Q&A with Fred about his truck that runs on water
Frederick Wells answers a series of questions about their 2004 Dodge 4×4 pickup truck that his company, Future Energy Concepts Inc., claims to have been able to run on nothing but water via their on-board hydroxy gas generator. New video, description, and photos posted. 3000+ mile trip just completed.
|Future Energy Concept, Inc.’s control panel in prototype 6.|
On August 16, 2010, Frederick Wells responded to a series of questions as follow-up to the story we posted Aug. 10: “Company runs truck on 100% hydroxy“, with description: “In the tradition of Stanley Meyer, the people at Future Energy Concepts, Inc. have allegedly configured a 2004 Dodge 4×4 pickup truck to run on nothing but water via their on-board hydroxy gas generator that uses the truck’s alternator to electrolyze water, which is then ducted into the air intake.”

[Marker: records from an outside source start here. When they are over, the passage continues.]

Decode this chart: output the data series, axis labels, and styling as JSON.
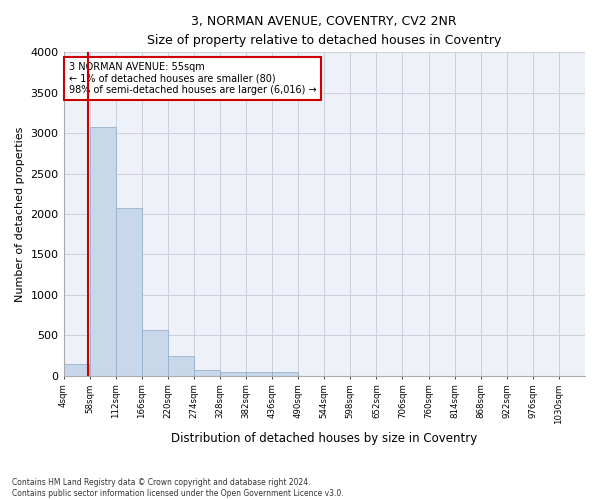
{
  "title": "3, NORMAN AVENUE, COVENTRY, CV2 2NR",
  "subtitle": "Size of property relative to detached houses in Coventry",
  "xlabel": "Distribution of detached houses by size in Coventry",
  "ylabel": "Number of detached properties",
  "footer_line1": "Contains HM Land Registry data © Crown copyright and database right 2024.",
  "footer_line2": "Contains public sector information licensed under the Open Government Licence v3.0.",
  "annotation_line1": "3 NORMAN AVENUE: 55sqm",
  "annotation_line2": "← 1% of detached houses are smaller (80)",
  "annotation_line3": "98% of semi-detached houses are larger (6,016) →",
  "bar_color": "#c8d8ea",
  "bar_edge_color": "#8aaac8",
  "marker_line_color": "#cc0000",
  "annotation_box_color": "#cc0000",
  "background_color": "#eef2f8",
  "grid_color": "#c8d0dc",
  "bin_edges": [
    4,
    58,
    112,
    166,
    220,
    274,
    328,
    382,
    436,
    490,
    544,
    598,
    652,
    706,
    760,
    814,
    868,
    922,
    976,
    1030,
    1084
  ],
  "bar_heights": [
    150,
    3080,
    2070,
    560,
    240,
    70,
    40,
    40,
    40,
    0,
    0,
    0,
    0,
    0,
    0,
    0,
    0,
    0,
    0,
    0
  ],
  "property_size": 55,
  "ylim": [
    0,
    4000
  ],
  "yticks": [
    0,
    500,
    1000,
    1500,
    2000,
    2500,
    3000,
    3500,
    4000
  ]
}
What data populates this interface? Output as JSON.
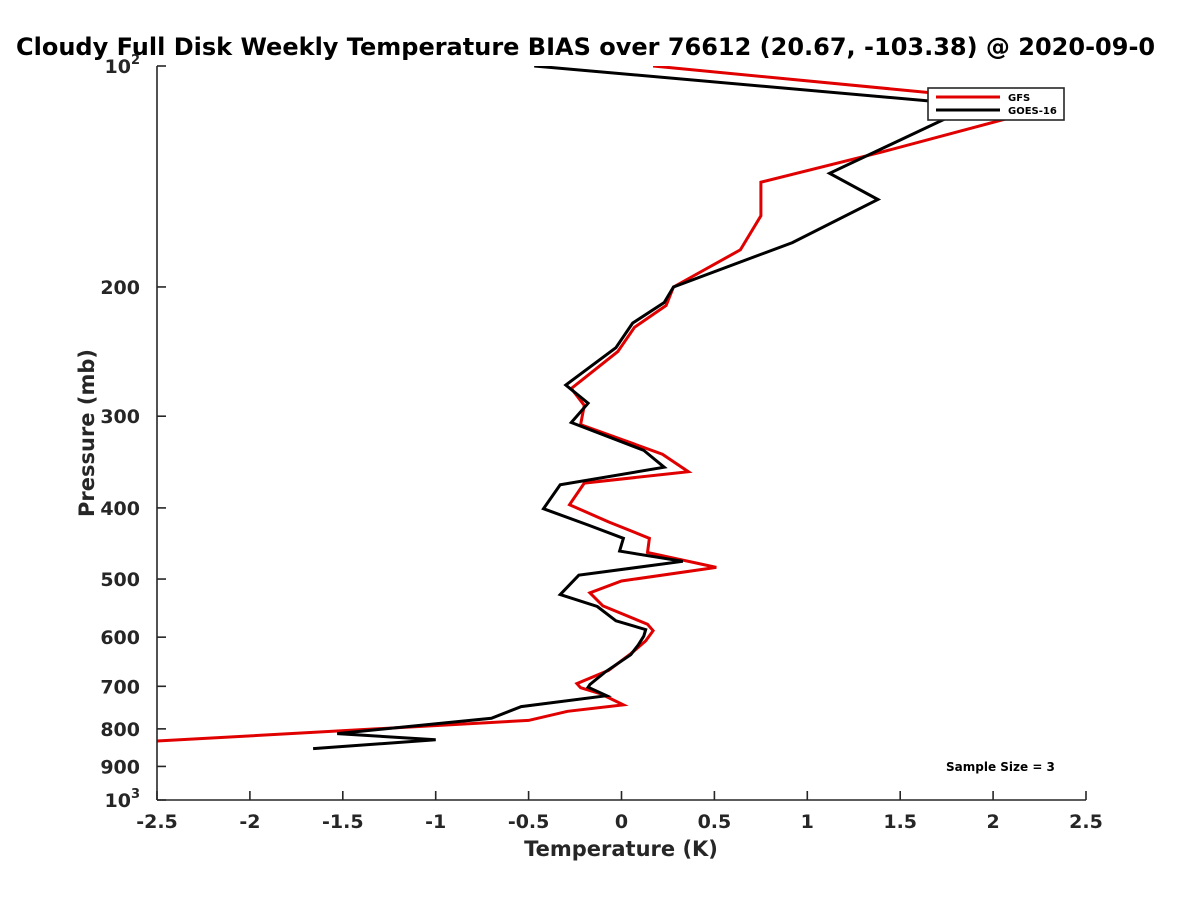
{
  "chart_data": {
    "type": "line",
    "title": "Cloudy Full Disk Weekly Temperature BIAS over 76612 (20.67, -103.38) @ 2020-09-0",
    "xlabel": "Temperature (K)",
    "ylabel": "Pressure (mb)",
    "xlim": [
      -2.5,
      2.5
    ],
    "ylim": [
      100,
      1000
    ],
    "yscale": "log",
    "y_reversed": true,
    "x_ticks": [
      "-2.5",
      "-2",
      "-1.5",
      "-1",
      "-0.5",
      "0",
      "0.5",
      "1",
      "1.5",
      "2",
      "2.5"
    ],
    "x_tick_values": [
      -2.5,
      -2,
      -1.5,
      -1,
      -0.5,
      0,
      0.5,
      1,
      1.5,
      2,
      2.5
    ],
    "y_ticks": [
      {
        "value": 100,
        "base": "10",
        "exp": "2"
      },
      {
        "value": 200,
        "label": "200"
      },
      {
        "value": 300,
        "label": "300"
      },
      {
        "value": 400,
        "label": "400"
      },
      {
        "value": 500,
        "label": "500"
      },
      {
        "value": 600,
        "label": "600"
      },
      {
        "value": 700,
        "label": "700"
      },
      {
        "value": 800,
        "label": "800"
      },
      {
        "value": 900,
        "label": "900"
      },
      {
        "value": 1000,
        "base": "10",
        "exp": "3"
      }
    ],
    "grid": false,
    "legend_position": "top-right",
    "series": [
      {
        "name": "GFS",
        "color": "#e00000",
        "x": [
          0.17,
          2.35,
          1.4,
          0.75,
          0.75,
          0.64,
          0.28,
          0.24,
          0.07,
          -0.02,
          -0.27,
          -0.2,
          -0.22,
          0.22,
          0.36,
          -0.2,
          -0.28,
          -0.07,
          0.15,
          0.14,
          0.51,
          0.0,
          -0.17,
          -0.1,
          0.14,
          0.17,
          0.13,
          0.05,
          -0.07,
          -0.24,
          -0.22,
          -0.11,
          0.01,
          -0.29,
          -0.5,
          -2.5
        ],
        "y": [
          100,
          113,
          131,
          144,
          160,
          178,
          200,
          212,
          227,
          245,
          275,
          290,
          308,
          338,
          357,
          370,
          396,
          418,
          440,
          460,
          482,
          503,
          522,
          544,
          576,
          588,
          607,
          632,
          666,
          694,
          703,
          717,
          742,
          757,
          779,
          831
        ]
      },
      {
        "name": "GOES-16",
        "color": "#000000",
        "x": [
          -0.47,
          1.9,
          1.12,
          1.38,
          0.92,
          0.28,
          0.23,
          0.06,
          -0.03,
          -0.3,
          -0.18,
          -0.27,
          0.12,
          0.23,
          -0.33,
          -0.42,
          -0.18,
          0.01,
          -0.01,
          0.33,
          -0.23,
          -0.33,
          -0.13,
          -0.03,
          0.13,
          0.12,
          0.09,
          0.05,
          -0.09,
          -0.17,
          -0.18,
          -0.08,
          -0.54,
          -0.7,
          -1.53,
          -1.0,
          -1.66
        ],
        "y": [
          100,
          113,
          140,
          152,
          174,
          200,
          210,
          224,
          242,
          272,
          288,
          306,
          334,
          352,
          372,
          401,
          422,
          440,
          458,
          473,
          494,
          525,
          545,
          570,
          586,
          598,
          615,
          634,
          670,
          696,
          702,
          721,
          746,
          774,
          812,
          828,
          851
        ]
      }
    ],
    "annotation": "Sample Size = 3"
  }
}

Q. What was the longest run you ever did without stopping to recharge (batteries and water)?
So far the longest haul——–3562 miles on road trip—–still have 12 gallons left in our 25 gallon tank. In fact we have not added water since Prototype 4 , other than replacing or refining the cell. We still have the 1/8 of a tank of gasoline we used for emergency. This is a demo unit and not meant for production or constant usage, but my partner is hell bent on using it up or burning it up before I get the production unit finished; but it has only developed one small problem on the road trip. A screw fell out of the heat sink and shorted part of the board. It is still tuned to the resonant frequency, but is up over 10 volts; yet the driver travel over 890 miles back to the shop this way, and we did not have a melt down—Thank God!

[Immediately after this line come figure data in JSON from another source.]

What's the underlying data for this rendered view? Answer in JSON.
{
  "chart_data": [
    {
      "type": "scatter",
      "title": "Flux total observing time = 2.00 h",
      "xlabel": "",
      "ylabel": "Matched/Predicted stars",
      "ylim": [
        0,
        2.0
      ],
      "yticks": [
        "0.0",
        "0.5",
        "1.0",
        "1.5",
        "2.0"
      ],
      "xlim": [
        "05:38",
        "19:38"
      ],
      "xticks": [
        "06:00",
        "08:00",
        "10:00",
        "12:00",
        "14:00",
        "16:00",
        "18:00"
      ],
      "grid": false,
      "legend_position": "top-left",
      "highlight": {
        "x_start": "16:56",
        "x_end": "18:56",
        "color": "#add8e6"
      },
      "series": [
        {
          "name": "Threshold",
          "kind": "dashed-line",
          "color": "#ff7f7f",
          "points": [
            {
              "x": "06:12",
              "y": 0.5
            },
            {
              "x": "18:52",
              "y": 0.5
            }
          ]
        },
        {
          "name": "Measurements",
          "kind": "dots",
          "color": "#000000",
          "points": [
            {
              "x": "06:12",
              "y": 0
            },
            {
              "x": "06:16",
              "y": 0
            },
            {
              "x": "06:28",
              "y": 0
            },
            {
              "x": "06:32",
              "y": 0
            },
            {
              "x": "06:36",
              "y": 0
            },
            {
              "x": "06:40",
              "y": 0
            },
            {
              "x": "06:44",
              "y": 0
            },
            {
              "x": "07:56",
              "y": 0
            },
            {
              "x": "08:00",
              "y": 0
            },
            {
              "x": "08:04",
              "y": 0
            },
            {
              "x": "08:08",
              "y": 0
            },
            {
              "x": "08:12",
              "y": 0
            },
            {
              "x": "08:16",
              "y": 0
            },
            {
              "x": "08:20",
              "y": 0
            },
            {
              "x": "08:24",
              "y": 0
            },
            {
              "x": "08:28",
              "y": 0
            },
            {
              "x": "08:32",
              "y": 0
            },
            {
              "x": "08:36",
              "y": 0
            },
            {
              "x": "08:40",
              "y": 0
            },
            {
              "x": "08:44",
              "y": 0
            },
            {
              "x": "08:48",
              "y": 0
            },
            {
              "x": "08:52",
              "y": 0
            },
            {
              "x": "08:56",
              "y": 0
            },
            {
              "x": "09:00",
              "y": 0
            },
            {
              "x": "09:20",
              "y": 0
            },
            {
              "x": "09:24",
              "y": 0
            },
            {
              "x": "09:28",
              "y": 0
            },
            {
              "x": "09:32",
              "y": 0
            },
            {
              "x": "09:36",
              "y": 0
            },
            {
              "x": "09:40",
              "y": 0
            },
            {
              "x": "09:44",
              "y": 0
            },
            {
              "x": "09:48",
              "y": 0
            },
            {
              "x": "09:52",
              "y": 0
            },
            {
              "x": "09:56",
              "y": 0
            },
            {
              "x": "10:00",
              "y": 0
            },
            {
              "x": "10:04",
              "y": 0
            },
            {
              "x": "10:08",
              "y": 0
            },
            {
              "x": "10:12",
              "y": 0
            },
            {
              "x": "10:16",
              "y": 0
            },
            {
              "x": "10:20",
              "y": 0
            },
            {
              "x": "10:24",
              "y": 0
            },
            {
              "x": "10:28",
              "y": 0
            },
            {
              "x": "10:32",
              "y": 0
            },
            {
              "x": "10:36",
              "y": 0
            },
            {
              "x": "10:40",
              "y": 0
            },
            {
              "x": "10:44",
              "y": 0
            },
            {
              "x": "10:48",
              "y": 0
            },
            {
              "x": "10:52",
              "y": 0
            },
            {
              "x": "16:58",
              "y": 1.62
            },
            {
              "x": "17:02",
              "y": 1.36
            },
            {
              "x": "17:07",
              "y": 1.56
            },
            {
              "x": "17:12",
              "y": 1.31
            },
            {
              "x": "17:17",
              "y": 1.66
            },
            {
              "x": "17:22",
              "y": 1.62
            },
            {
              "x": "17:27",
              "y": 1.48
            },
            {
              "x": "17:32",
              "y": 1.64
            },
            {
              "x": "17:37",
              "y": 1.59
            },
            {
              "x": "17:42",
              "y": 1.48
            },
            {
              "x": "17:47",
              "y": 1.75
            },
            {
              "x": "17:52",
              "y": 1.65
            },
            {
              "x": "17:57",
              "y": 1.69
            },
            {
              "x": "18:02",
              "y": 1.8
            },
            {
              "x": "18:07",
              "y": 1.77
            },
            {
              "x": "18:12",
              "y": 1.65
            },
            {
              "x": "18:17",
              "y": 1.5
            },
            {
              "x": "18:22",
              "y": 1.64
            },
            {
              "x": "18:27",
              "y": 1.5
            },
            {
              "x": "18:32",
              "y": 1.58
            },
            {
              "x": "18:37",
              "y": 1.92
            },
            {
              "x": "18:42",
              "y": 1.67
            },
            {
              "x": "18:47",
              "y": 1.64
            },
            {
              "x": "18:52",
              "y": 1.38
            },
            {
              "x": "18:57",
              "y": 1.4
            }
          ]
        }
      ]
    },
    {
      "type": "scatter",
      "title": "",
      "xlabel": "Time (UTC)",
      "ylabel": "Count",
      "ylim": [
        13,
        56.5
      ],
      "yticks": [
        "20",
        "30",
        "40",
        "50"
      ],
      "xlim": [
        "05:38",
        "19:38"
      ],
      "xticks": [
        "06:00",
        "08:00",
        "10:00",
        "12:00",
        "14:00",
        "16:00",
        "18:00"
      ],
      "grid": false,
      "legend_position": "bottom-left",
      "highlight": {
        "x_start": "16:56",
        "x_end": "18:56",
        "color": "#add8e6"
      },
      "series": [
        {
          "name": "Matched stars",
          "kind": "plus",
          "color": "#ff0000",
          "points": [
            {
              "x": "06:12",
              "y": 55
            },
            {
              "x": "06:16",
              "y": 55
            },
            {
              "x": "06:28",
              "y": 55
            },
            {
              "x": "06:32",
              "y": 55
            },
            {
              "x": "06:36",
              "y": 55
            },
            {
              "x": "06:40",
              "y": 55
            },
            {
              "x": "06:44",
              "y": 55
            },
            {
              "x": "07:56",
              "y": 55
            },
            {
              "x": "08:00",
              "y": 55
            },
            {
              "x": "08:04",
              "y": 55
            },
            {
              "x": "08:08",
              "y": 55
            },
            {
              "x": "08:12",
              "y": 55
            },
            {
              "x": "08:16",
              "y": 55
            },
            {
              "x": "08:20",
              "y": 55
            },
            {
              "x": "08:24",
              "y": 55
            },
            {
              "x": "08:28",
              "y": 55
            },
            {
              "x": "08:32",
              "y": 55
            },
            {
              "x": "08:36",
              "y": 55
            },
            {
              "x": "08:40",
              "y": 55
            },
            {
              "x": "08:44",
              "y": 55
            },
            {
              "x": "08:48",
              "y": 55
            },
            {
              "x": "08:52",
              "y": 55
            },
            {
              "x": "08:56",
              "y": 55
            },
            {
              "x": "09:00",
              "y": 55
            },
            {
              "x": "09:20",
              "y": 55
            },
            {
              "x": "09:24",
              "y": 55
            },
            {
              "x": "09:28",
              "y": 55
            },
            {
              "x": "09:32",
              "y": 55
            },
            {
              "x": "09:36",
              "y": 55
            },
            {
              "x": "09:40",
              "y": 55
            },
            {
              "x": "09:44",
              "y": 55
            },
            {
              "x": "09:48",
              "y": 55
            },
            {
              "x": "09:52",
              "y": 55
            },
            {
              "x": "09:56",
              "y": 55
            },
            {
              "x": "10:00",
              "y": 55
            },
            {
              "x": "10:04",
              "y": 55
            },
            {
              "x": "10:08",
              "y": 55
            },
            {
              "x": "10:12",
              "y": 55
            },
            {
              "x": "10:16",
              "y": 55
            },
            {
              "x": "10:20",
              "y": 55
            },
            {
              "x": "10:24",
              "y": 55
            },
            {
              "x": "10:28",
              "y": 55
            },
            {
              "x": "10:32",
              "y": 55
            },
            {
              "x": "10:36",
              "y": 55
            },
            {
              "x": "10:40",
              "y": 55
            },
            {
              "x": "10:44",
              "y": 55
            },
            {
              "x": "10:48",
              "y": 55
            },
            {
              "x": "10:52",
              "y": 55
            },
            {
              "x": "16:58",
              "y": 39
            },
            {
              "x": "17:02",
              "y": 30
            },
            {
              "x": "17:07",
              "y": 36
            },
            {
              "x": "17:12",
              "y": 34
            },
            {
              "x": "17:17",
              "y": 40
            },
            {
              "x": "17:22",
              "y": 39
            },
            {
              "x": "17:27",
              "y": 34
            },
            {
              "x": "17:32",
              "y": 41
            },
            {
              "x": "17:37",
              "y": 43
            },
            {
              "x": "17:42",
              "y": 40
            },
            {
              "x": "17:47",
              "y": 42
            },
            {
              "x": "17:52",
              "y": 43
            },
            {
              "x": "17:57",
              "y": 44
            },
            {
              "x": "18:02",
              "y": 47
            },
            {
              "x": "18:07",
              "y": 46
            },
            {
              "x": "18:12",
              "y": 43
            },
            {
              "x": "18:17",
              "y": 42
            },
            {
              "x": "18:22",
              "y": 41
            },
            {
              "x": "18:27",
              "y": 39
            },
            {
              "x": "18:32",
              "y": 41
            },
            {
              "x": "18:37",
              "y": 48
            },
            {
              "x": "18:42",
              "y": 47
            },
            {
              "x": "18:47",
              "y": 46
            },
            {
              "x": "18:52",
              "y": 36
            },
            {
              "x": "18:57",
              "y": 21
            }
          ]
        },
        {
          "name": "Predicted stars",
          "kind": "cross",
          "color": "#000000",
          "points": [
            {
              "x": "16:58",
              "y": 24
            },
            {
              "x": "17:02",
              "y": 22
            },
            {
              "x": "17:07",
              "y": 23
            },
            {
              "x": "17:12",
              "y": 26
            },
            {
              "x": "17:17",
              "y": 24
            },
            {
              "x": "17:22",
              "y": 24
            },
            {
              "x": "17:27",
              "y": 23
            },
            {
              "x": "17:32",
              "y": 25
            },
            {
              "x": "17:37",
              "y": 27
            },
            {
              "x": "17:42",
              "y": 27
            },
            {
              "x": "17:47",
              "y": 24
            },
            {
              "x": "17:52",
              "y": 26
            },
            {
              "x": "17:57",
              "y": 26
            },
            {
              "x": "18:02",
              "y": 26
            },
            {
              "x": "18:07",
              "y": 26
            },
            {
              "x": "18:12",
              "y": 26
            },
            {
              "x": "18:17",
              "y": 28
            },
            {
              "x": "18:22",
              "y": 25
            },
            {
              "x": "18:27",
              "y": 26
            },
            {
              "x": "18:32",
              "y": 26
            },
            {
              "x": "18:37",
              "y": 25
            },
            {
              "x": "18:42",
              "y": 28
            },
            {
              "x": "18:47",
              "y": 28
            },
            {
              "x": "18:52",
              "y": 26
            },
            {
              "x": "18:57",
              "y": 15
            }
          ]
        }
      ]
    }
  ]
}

Q. How much water did you use? (How many miles/gallon of water?)
Loose calculations indicate a 365 mile to gallon of water ratio—but don’t quote me until we have some real laboratory numbers.
Q. What is the peak current to the HHO electrolyzer?
Nominally we run @ 55 amps when hot. When there is no pressure in the vessel, I run the cell @ 120amps to make pressure quickly—about 2 minutes from 0psi to 68psi, but this proto PWM has been oven tested at 110F @150A with no problems
Q. Do you have extra batteries, or just the stock 12V Battery?
We have a deep cycle 1500CCA battery which is used to pressurize the vessel and filter out the nasty High frequency from the PWM which when connected to the vehicle battery made the ECU go crazy. We use a battery isolator between the HHO battery and the system alternator. Note : we rebuilt the alternator with a diesel diode bridge to increase it’s output from 138A to 200 A.
With a Smith’s CO2 flow meter from the tig welder, which will measure up to 120 CFH which is equal to 56.63 LPM.
Q. How ‘hot’ is the water temp?
Even with the messed up PWM this mourning with 80 F ambient temperatures, we are running at 122F without the truck moving. Like stated before, we had planned on a water jacket, but just haven’t been there yet!
Q. Did you add any auxiliary cooling or radiators?
No just the wind blowing in the bed of the truck.
Q. What is the max speed running solely on HHO?
The tucks ECU limits us to 109MPH–hmmm someone has been watching me huh—LOL The extra O2 feels a lot like a lightly injected NOS engine. Power is not an issue—burning holes in the piston is more on my concern list.